Le Rhinojazz(s) a, depuis longtemps, ses habitudes à Villars. Le concert organisé ce 16 octobre aurait donc dû se dérouler en l’église mais, « par un malheureux concours de circonstances », cela n’a pas pu se faire. C’est à la médiathèque que le public s’est alors rendu pour écouter le guitariste et compositeur Marcel Powell. La proximité des livres a-t-elle fait fuir les mélomanes ? En tout cas, la petite, mais très chouette salle de repli n’a accueilli que peu de personnes. Quel dommage ! Enfin, tant pis pour elles. Car, dans ce que Jean-Paul Chazalon, le créateur du festival, a appelé un « petit salon de musique », on a assisté à de la musique de chambre brésilienne. Vive les privilèges !
Alors oui, puisque c’est évident, Marcel Powell est le fils de l’immense Baden. Mais qui peut croire qu’il aurait publié onze albums sous son propre nom s’il n’était que le fils de ? C’est en solo, sûr de sa virtuosité et fier de son ascendance qu’il s’est produit mercredi. Marcel, né à Paris en 1982, parle français naturellement. Normal, puisque c’est sa langue de naissance. Entre chaque morceau, c’est donc en français qu’il a dévoilé les pans d’intimité des titres qu’il jouait, avec des anecdotes parfois drôles, toujours touchantes.
Mais, pour le son, c’est une affaire réglée, il s’en exsude des senteurs dorées au soleil carioca. Évidemment. Le voilà qui entre sur scène, à un souffle du public.

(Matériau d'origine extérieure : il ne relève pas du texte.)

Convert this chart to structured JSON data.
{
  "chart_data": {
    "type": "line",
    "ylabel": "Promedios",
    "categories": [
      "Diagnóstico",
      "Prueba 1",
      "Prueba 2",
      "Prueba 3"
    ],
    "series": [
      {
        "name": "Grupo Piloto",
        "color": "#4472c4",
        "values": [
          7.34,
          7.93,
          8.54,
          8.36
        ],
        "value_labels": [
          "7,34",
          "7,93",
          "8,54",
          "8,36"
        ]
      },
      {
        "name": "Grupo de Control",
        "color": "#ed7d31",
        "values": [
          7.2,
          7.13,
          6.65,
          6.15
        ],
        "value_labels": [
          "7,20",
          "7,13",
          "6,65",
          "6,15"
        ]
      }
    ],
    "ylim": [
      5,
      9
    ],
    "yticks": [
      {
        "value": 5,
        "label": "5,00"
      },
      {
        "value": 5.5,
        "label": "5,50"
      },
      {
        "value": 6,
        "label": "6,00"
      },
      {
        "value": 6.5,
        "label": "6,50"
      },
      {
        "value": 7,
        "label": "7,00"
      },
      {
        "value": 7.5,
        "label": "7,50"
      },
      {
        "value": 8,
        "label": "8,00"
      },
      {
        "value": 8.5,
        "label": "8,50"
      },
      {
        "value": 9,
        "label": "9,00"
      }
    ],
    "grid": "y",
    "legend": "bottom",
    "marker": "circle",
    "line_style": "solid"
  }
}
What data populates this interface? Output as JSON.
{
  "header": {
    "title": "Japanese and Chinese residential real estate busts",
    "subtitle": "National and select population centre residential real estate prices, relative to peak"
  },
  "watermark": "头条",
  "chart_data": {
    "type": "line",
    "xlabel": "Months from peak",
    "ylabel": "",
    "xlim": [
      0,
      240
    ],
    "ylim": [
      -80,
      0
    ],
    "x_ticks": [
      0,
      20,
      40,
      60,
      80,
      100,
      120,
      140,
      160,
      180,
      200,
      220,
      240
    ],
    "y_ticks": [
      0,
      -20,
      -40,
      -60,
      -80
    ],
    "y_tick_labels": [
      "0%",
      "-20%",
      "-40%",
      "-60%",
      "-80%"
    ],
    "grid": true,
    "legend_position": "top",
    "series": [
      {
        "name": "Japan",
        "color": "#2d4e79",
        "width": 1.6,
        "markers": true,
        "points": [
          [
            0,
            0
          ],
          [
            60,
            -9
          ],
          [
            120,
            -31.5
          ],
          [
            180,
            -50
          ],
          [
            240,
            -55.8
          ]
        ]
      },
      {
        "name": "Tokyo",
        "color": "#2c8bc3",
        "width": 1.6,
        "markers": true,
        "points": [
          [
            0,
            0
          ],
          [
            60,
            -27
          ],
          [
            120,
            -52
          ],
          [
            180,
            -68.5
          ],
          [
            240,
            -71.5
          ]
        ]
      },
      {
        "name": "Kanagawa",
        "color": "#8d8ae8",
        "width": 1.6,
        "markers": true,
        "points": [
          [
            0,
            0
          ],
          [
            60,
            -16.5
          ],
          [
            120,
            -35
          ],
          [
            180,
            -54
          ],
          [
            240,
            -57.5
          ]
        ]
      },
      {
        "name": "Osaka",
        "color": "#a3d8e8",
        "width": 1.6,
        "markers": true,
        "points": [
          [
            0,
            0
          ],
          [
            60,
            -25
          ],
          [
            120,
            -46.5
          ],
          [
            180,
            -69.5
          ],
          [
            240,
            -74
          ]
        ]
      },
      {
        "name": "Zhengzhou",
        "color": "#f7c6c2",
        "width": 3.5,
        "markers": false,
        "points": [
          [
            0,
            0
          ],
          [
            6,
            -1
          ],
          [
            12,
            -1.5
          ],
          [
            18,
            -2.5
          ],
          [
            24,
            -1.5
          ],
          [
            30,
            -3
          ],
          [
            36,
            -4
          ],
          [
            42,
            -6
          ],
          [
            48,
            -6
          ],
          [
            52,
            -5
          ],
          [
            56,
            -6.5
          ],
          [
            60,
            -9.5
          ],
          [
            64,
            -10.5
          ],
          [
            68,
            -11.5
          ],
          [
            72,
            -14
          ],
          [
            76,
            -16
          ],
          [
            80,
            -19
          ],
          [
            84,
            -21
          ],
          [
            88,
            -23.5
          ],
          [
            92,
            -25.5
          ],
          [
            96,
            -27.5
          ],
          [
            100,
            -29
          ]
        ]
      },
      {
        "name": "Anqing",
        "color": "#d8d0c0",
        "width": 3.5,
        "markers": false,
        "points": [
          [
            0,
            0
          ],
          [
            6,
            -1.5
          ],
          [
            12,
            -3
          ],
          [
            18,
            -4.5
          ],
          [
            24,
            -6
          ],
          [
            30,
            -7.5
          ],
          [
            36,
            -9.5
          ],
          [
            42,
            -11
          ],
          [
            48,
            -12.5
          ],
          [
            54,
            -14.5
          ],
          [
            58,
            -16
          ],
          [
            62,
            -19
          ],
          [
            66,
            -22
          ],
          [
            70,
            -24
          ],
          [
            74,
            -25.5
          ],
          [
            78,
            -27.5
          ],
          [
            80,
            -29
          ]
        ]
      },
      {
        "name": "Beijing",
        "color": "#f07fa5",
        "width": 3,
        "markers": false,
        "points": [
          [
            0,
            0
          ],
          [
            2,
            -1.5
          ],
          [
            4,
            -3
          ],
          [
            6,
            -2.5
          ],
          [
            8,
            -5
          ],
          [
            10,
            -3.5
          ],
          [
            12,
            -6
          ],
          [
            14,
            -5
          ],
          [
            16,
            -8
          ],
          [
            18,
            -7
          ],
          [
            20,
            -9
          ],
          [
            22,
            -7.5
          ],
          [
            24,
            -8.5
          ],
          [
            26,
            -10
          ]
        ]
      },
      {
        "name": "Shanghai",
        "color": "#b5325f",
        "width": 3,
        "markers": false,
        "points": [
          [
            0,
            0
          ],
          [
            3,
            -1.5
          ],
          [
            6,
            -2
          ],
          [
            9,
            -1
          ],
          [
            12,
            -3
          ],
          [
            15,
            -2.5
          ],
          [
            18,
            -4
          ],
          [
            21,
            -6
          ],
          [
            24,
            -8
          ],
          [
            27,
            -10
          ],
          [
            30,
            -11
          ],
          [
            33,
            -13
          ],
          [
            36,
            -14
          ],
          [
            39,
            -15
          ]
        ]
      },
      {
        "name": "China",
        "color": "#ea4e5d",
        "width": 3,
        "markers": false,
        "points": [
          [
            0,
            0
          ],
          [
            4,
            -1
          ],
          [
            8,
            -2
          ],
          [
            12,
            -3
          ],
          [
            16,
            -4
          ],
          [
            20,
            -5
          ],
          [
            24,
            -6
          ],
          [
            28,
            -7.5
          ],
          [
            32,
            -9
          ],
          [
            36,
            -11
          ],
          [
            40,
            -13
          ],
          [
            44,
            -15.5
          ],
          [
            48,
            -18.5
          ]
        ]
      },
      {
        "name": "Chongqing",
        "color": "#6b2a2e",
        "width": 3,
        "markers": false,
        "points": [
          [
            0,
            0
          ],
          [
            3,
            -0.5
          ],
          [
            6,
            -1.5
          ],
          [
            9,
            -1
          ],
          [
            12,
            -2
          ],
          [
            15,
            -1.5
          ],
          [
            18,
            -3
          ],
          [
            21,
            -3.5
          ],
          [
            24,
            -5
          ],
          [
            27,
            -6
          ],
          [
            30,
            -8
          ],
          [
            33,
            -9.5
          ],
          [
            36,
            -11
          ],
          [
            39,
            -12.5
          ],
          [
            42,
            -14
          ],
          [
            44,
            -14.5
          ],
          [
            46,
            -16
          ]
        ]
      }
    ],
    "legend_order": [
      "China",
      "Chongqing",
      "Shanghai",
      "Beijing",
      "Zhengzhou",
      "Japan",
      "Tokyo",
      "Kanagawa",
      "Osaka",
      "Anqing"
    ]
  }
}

Avant même qu’il ne joue, sa présence envahit l’espace. Il est seul ? Allons donc, d’invisibles invités l’entourent. Son père d’abord, qui fut son prof « un peu sévère et rigoureux » pendant dix ans et jusqu’à sa mort en l’an 2000. Puis ses propres mentors, qui vont élargir son Brésil, tant en jazz (Michel Legrand, Michel Petrucciani) qu’en classique (Chopin)… Lors de cette soirée, il a joué surtout les titres de son dernier album, « Horizon » (label MognoMusic), publié en décembre 2022 et dont le titre vient d’un morceau éponyme enregistré par Baden dans les années 70 (la tournée de promotion commençait d’ailleurs ce 16 octobre). Il y a ajouté certains morceaux de Sò Baden », son précédent opus. Dans les deux cas, il s’agit de rendre hommage à son mythique guitariste de père, dont les liens avec la France furent très forts, notamment à partir des années 60. Hommage ? Oui, parce que création. Marcel a réarrangé de façon personnelle et inspirée de nombreuses compositions paternelles de légende. Peu importent les titres (ils sont sur les cd et les acheter, ce sont les trouver !). Il faut retenir l’intensité du dialogue musicien-guitare, la sérénité qui se dégage de notes perlées, expressives, pétries de rythmes brûlants, mais au lyrisme toujours délicat. On doit remercier pour ce qui ressemble à une confidence, on ne peut qu’acclamer l’incroyable virtuosité. Comment peut-on caresser des notes en même temps qu’on les joue au scalpel ? N’oublions pas, pour finir, le clin d’œil à Nougaro, les quelques airs chantés d’une voix aussi douce que chaloupée. Bref, c’était un moment de grâce, le Brésil sans les paillettes, une authentique musique, une transmission à la fois perso et universelle.